Lorsque des crues ou des phénomènes météorologiques d’ampleur exceptionnelle frappent un territoire, certaines zones peuvent être reconnues en état de catastrophe naturelle par arrêté interministériel publié au Journal officiel. Cette reconnaissance officielle permet aux sinistrés d’activer, sous conditions, la garantie « catastrophe naturelle » de leur contrat d’assurance afin d’être indemnisés des dommages subis.
Encore faut-il disposer d’une couverture adaptée. Tous les contrats d’assurance auto ne permettent pas de bénéficier de cette garantie, et les modalités d’indemnisation varient selon la formule souscrite.
La garantie catastrophes naturelles ne s'applique pas automatiquement et elle ne concerne pas tous les contrats d’assurance… Si votre véhicule a été inondé ou endommagé pendant des intempéries faisant l’objet d’un arrêté de catastrophe naturelle, vous pourrez être indemnisé uniquement si votre contrat inclut la garantie catastrophes naturelles.
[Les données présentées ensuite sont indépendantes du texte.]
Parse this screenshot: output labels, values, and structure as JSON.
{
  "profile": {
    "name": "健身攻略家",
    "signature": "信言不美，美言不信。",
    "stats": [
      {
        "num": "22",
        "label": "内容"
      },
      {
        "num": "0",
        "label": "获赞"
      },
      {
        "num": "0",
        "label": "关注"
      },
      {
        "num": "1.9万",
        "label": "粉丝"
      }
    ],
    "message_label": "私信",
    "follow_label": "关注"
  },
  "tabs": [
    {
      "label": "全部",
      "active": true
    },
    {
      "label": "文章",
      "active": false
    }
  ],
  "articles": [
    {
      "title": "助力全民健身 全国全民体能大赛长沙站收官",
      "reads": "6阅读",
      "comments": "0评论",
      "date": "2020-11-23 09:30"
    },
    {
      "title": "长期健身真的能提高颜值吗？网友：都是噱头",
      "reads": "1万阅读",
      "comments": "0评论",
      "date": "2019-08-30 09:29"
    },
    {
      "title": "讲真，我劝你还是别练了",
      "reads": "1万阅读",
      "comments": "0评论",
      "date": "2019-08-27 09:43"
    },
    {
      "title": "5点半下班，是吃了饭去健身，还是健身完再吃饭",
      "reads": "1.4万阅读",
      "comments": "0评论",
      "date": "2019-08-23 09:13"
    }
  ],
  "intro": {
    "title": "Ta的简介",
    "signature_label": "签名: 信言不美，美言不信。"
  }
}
Elle est comprise dans les assurances « tous risques » et dans la plupart des contrats d’assurance au tiers étendu. Si votre véhicule est assuré au tiers de base, vous ne pourrez donc pas prétendre à une indemnisation, car ce type de contrat est limité à la protection de la responsabilité civile du conducteur.
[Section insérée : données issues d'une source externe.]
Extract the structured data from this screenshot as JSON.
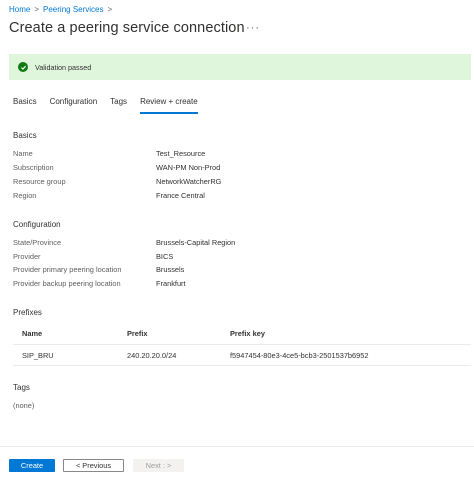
{
  "breadcrumb": {
    "home": "Home",
    "sep": ">",
    "peering": "Peering Services"
  },
  "page": {
    "title": "Create a peering service connection",
    "more": "···"
  },
  "validation": {
    "text": "Validation passed"
  },
  "tabs": [
    "Basics",
    "Configuration",
    "Tags",
    "Review + create"
  ],
  "basics": {
    "heading": "Basics",
    "rows": [
      {
        "label": "Name",
        "value": "Test_Resource"
      },
      {
        "label": "Subscription",
        "value": "WAN-PM Non-Prod"
      },
      {
        "label": "Resource group",
        "value": "NetworkWatcherRG"
      },
      {
        "label": "Region",
        "value": "France Central"
      }
    ]
  },
  "configuration": {
    "heading": "Configuration",
    "rows": [
      {
        "label": "State/Province",
        "value": "Brussels-Capital Region"
      },
      {
        "label": "Provider",
        "value": "BICS"
      },
      {
        "label": "Provider primary peering location",
        "value": "Brussels"
      },
      {
        "label": "Provider backup peering location",
        "value": "Frankfurt"
      }
    ]
  },
  "prefixes": {
    "heading": "Prefixes",
    "columns": [
      "Name",
      "Prefix",
      "Prefix key"
    ],
    "rows": [
      [
        "SIP_BRU",
        "240.20.20.0/24",
        "f5947454-80e3-4ce5-bcb3-2501537b6952"
      ]
    ]
  },
  "tags": {
    "heading": "Tags",
    "value": "(none)"
  },
  "footer": {
    "create": "Create",
    "previous": "< Previous",
    "next": "Next : >"
  },
  "colors": {
    "accent": "#0078d4",
    "success": "#107c10",
    "validation_bg": "#dff6dd"
  }
}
Vous disposez de 30 jours à compter de la publication de l’arrêté interministériel de catastrophe naturelle au Journal officiel pour déclarer votre sinistre à votre assureur.
Si votre contrat d’assurance vous permet de bénéficier de la garantie catastrophe naturelle, vous percevrez une indemnité pour réparer les dommages subis par le véhicule, ou pour vous aider à vous en débarrasser :
Si le coût des réparations est supérieur à la valeur de la voiture avant le sinistre, vous aurez le choix entre céder votre voiture à l’assurance contre une somme d'argent ou la conserver, mais en prenant les frais de réparation à votre charge.
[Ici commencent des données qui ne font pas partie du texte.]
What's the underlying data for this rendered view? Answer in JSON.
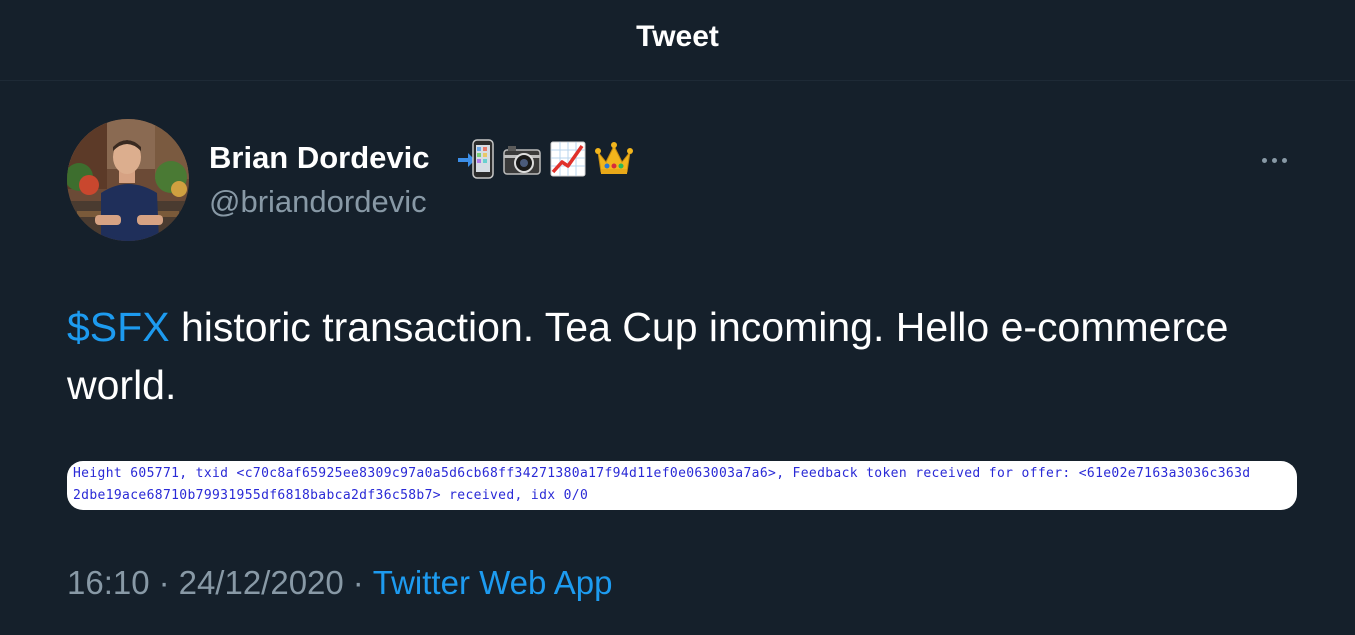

Enfin, si le véhicule a été totalement noyé et qu’il est irréparable, votre assurance vous versera une indemnité calculée sur la base de la valeur estimée du véhicule. Dans tous les cas, l’assureur vous enverra un expert pour établir une estimation des dommages subis. Notez que, dans le cadre de la garantie catastrophe naturelle, la franchise légale est fixée à 380 euros pour les particuliers (logement, véhicule à usage privé, etc.), mais peut être modulée par arrêté dans certains cas.
Votre assurance doit vous verser une provision sur indemnités dans un délai de 21 jours après la remise de la demande complète d'indemnisation. L’indemnisation totale doit être versée dans les trois mois.
Si aucun arrêté interministériel n’est publié, ce n’est pas la garantie catastrophe naturelle qui s’applique, mais la « garantie intempéries » ou « garantie tempête ». En fonction des contrats, cette garantie couvre les dégâts causés par le vent, la grêle, la neige, ainsi que les dégâts des eaux et l’humidité. Contrairement à la garantie catastrophe naturelle – qui se déclenche avec la publication d’un arrêté – la garantie intempéries s’active automatiquement. Vous disposez de cinq jours après la survenue des dégâts pour déclarer le sinistre.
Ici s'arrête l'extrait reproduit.